I make pots because something very primal and important to me is trying to be expressed. Something inside of me wants out and the only way I’ve ever known to calm that raging monster is to trust my hands in the clay and dance with the mud and fire.
Once the pot is done, there is still so much left for me to do as an artist. I want to share that pot with the world and I do that through my photos. Half of the creation and expression that started when I wedged that lump of clay is yet to happen even after it has been fired. I’m still getting to know that pot, there is still a discovery process taking place. That’s what happens when I live with a pot for a while, and then eventually take it outside to photograph it.
This particular pot has been living with me for some time now. It came out of the kiln last summer. Then today it started talking to me from across the room.
It’s been a brutal couple of weeks, weather swinging from 70 degrees then in less than 48 hours temperatures plunging to single digits with wind chills below zero. Wind, snow, crushing pressure swings making my body ace and my soul long for warmth that just doesn’t seem to ever really settle into my bones.

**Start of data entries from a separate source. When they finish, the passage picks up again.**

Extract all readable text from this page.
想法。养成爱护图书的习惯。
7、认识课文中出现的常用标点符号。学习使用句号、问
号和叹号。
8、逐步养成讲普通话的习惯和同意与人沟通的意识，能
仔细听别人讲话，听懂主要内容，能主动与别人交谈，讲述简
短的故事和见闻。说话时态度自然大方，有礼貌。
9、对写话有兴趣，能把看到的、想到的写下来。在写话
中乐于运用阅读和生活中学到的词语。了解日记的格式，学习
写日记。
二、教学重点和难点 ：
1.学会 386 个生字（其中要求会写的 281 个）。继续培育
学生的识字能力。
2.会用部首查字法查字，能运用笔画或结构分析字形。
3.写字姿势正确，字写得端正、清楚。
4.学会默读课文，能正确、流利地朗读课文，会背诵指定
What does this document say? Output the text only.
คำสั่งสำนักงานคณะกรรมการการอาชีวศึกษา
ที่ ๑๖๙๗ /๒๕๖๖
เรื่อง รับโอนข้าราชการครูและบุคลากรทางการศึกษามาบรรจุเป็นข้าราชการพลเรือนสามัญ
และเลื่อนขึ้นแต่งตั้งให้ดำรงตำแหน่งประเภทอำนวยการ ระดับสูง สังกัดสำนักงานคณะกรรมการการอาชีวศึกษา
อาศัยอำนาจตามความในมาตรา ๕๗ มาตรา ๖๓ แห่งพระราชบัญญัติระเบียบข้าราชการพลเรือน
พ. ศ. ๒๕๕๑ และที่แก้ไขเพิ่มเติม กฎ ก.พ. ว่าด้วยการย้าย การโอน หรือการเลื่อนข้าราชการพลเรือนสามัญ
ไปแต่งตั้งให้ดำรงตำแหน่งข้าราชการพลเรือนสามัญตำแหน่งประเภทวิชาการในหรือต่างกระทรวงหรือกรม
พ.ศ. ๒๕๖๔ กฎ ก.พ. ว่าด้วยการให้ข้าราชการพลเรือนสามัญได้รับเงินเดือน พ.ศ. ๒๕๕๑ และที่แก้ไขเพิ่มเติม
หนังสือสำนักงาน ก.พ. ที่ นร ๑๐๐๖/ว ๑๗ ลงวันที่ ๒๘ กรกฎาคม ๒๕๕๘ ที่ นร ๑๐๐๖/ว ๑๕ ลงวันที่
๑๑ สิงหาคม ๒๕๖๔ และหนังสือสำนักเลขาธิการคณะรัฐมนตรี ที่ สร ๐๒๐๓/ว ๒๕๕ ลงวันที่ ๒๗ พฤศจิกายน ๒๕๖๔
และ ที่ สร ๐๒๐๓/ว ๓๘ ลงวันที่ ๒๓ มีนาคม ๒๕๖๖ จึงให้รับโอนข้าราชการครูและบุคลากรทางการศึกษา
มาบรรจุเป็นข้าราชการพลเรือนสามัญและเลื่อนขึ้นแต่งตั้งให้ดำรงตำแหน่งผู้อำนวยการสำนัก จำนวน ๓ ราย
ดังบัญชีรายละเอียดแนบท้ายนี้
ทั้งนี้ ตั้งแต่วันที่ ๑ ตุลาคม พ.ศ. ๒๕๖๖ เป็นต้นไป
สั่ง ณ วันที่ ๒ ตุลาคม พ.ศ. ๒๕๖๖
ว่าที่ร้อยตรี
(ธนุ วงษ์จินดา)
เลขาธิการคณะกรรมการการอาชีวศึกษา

Life doing the same. Highs and lows, death and circumstances in and out of my control shaking my nerves, throwing me out of center. Chaos and noise unwelcome and unpleasant. Intrusions, old ghosts, bad people and hurtful intentions. Disappointment and fear.
But also strong calming forces. Inspiration and wisdom, soul music. Remembering. A lifelong strong and steady partner speaking reminders of what is really true and what is inside of each of us….an invincible summer.
This pot is me today. Standing tall in the harsh cold landscape of winter. Each black streak a mark of unique beauty, mirroring the dark branches of the trees staying strong and steady through the winter months, deep inside a life force unseen but ready to awake at the first light of spring. Soon those branches now barren and cold will bloom with new life and spread out and provide a blanket of shade for the forest below. In the meantime I stand in awe of the beauty that is there in this very moment.
And that is what my pot spoke to me of this cold February Sunday. It spoke to me of contrast and the beauty of every moment…even the hard ones. It spoke to me of the ever present and ever constant life force within all living things and how redemption is found in loving what is and standing in the stark landscape of whatever moment I find myself in. I am that pot, I am the winter and I am the summer and all is well.